During season five, House once again regains his ability to walk without pain after taking methadone but soon stops after nearly killing a patient due to an uncharacteristic medical error. At the end of season five, House's use of Vicodin reaches a level in which House starts hallucinating about a former fellowship candidate and a relationship with Cuddy. When House comes to the conclusion Vicodin is making him hallucinate and taking over his life, he checks himself into Mayfield Psychiatric Hospital. At the start of season six, after spending time in Mayfield, House stops taking pain medications and with the help of Dr. Darryl Nolan, finds other ways to deal with his pain and other aspects of his life. Thirteen and Wilson discover House is a great cook, attributing this to House thinking of ingredients in terms of chemistry.
House eventually finds the one thing that seems to help the pain go away: practicing medicine. After he diagnoses a patient online for his team (without their knowledge), and shows Doctor Nolan how this reduces his pain, Nolan suggests House resume his practise.〔(Guide House recaps|http://www.tv.com/house/epic-fail/episode/1296797/recap.html?tag=episode_recap;recap ) episode 5,15〕
In season seven, when Cuddy, who is House's girlfriend at this point, has a brush with death, House goes back on Vicodin in order to cope with the fear of losing her. Near the end of season seven, House finds out the experimental drug he had been using caused fatal cancerous tumors in all of the lab rats in the experiment. He gets a CT scan of his leg and finds three tumors close to the surface of the skin in his leg. He goes home, cleans his bathroom, and attempts to perform surgery on himself to extract the tumors in his bathtub.
In season eight, House finds himself in jail after running his car into Cuddy's house. There he finds his need for Vicodin is a weakness when an inmate makes House steal 20 pills of Vicodin or be killed. Throughout season eight, House's therapeutic use of Vicodin becomes more habitual, similar to his use before season five.

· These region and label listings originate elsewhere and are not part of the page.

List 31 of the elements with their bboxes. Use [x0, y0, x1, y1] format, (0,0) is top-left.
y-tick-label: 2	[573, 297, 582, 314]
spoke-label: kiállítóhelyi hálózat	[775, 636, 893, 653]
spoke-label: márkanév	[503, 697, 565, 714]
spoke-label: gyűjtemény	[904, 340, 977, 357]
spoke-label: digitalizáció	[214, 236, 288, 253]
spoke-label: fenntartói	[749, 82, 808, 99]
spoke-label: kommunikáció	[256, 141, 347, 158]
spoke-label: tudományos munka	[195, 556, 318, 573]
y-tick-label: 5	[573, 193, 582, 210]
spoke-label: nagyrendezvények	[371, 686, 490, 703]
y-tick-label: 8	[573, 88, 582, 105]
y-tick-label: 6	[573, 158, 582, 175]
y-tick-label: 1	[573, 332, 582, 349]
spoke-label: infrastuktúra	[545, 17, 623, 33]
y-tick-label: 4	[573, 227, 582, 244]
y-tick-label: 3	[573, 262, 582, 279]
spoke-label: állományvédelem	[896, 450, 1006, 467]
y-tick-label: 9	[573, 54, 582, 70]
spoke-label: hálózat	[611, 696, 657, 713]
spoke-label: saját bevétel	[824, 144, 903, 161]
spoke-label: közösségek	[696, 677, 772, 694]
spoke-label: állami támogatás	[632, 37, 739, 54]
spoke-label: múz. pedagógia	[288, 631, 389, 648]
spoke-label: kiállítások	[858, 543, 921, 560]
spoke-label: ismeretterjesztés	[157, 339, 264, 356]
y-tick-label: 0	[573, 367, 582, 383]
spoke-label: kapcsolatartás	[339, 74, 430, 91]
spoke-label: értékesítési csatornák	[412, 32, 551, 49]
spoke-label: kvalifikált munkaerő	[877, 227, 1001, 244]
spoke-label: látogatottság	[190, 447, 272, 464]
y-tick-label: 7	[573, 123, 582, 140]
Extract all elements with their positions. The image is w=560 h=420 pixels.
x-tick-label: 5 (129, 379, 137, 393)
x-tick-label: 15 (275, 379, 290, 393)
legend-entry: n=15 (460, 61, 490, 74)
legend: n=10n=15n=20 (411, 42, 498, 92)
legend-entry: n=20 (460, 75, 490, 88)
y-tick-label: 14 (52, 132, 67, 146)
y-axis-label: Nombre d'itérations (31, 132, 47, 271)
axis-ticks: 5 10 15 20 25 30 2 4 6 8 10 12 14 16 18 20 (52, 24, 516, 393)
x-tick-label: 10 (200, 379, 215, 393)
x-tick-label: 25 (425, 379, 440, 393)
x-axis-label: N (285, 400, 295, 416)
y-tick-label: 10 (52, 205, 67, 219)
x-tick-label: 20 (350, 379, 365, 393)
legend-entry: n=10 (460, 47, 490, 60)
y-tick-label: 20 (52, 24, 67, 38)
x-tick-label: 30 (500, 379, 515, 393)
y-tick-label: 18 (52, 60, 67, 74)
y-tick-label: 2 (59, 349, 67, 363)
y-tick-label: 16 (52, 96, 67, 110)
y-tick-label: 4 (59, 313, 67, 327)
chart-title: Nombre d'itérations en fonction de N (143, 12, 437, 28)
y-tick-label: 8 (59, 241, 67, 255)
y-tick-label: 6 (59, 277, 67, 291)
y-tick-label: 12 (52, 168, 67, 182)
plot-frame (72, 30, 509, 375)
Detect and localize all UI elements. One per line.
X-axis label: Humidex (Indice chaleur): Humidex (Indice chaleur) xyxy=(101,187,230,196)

The final season's opening episode partly explores what path an imprisoned House would take aside from practicing medicine, revealing physics as his other forté. The episode "Body & Soul" makes a nod to this with a reference to a particle physics text amongst his books, as mentioned by his then-wife Dominika Petrova (Karolina Wydra). House fakes his own death in the series finale, thus giving up his ability to practice medicine again, in order to spend time with Dr. James Wilson (Robert Sean Leonard), who has five months left to live. He does this in order to avoid being sent back to prison for destroying an MRI machine in a prank gone wrong. The series ends with House and Wilson riding off into the countryside on motorcycles, as Dr. Robert Chase (Jesse Spencer) takes over House's department.